We have been doing some work with shipping services API from multiple providers. Integrating various API's over the years we have worked with a variety of technologies and have seen first hand the pitfalls in some of the implementations.

So what makes a great API? There are a few crucial factors that make an API easy to integrate and reliable.

  1. Good API documentation
    One of the well known shipping providers in the United States, the US Postal Service, has a XML API available for their customers to integrate with to generate tracking information and a shipping label for use on their package. In implementing this API we discovered that their documentation did not match the implementation. There were crucial bits of information missing from the documentation.

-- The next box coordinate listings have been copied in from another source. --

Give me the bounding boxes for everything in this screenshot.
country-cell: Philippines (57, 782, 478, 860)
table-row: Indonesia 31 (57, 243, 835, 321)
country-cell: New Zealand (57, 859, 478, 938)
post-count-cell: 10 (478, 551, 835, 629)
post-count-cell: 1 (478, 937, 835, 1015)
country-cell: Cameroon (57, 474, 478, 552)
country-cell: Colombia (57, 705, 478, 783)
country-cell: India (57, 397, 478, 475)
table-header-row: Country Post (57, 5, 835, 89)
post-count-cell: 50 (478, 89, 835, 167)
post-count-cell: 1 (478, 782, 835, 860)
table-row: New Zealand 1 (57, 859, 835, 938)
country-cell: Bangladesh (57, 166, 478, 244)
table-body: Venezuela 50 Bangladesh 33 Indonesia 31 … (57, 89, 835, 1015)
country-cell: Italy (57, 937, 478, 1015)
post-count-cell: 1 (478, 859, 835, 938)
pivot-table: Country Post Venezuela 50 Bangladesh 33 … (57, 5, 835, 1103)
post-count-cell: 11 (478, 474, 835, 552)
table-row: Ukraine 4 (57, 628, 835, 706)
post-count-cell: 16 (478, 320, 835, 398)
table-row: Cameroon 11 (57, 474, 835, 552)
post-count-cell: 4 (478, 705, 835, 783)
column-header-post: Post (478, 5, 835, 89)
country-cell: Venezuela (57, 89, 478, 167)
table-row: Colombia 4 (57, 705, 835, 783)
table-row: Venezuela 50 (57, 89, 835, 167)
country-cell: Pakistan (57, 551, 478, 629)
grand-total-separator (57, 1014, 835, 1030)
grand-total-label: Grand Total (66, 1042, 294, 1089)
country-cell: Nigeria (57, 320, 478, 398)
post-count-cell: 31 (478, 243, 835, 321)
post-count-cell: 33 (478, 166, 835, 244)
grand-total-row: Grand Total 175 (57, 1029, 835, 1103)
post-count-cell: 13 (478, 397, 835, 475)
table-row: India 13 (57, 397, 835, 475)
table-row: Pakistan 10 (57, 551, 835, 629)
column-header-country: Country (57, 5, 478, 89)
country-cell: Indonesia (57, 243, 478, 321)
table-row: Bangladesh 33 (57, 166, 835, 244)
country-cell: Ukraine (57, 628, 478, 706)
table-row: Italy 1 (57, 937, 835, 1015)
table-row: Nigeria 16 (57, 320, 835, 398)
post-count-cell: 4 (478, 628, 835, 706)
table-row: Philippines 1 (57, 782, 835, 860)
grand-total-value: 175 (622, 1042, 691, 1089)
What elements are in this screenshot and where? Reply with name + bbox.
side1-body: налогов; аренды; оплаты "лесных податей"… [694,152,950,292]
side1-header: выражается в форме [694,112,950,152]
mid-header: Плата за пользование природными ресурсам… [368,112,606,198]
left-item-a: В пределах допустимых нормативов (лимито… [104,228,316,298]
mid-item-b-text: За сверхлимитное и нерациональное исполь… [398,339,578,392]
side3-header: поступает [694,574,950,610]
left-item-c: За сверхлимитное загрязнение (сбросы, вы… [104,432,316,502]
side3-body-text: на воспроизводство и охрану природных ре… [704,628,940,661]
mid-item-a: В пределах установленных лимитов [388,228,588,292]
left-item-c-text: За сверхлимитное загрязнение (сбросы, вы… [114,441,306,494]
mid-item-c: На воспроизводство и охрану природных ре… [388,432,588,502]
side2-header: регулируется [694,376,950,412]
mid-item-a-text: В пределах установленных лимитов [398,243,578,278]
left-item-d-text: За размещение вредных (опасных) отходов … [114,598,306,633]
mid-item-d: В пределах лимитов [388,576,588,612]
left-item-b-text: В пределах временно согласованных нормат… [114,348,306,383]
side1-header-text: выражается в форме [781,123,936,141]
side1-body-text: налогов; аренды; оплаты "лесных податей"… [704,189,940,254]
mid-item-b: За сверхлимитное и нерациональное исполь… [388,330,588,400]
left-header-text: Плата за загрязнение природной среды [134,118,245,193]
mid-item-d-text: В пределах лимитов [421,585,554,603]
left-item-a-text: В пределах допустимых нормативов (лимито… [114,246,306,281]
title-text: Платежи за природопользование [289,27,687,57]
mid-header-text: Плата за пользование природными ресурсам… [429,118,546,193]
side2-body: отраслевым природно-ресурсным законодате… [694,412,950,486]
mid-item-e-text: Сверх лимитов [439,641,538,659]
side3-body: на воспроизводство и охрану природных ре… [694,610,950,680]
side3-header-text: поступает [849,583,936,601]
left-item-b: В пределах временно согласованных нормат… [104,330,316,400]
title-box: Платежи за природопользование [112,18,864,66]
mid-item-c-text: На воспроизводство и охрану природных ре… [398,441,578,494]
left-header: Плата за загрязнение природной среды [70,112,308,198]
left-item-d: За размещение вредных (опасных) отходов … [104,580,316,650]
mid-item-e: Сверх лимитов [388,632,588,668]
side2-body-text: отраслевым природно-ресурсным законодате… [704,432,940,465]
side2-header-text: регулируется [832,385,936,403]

  2. Cross platform compatible technologies
    Everyone by now has heard of XML; pretty much all programming languages have facilities to process and parse XML. There are other great cross platform technologies such as JSON which has gained popularity. Using a cross platform compatible format is necessary for wide adoption of the API. An example of a non-cross platform compatible technology would be Adobe flash, or ActiveX.
  3. Version change isolation and developer notifications
    From time to time an API may need to be updated to support a new feature or business process. Sometimes these updates will break current implementations of the API, meaning that everyone who has implemented that API into their programming will have to make an update to how they query the API. Great API's will try to isolate these changes and create a new version number, keeping the old version around and working until developers have had a chance to upgrade. They will then send out notifications to their integration partners/developers that a new version of the API has been released and the old version is deprecated and will be deactivated on X date. The US Postal service API tends to not notify their developers and not keep versions of the API isolated, so from time to time the calls made to their API will simply stop working, and developers must then troubleshoot as quickly as possible to identify changes and make updates to their programming.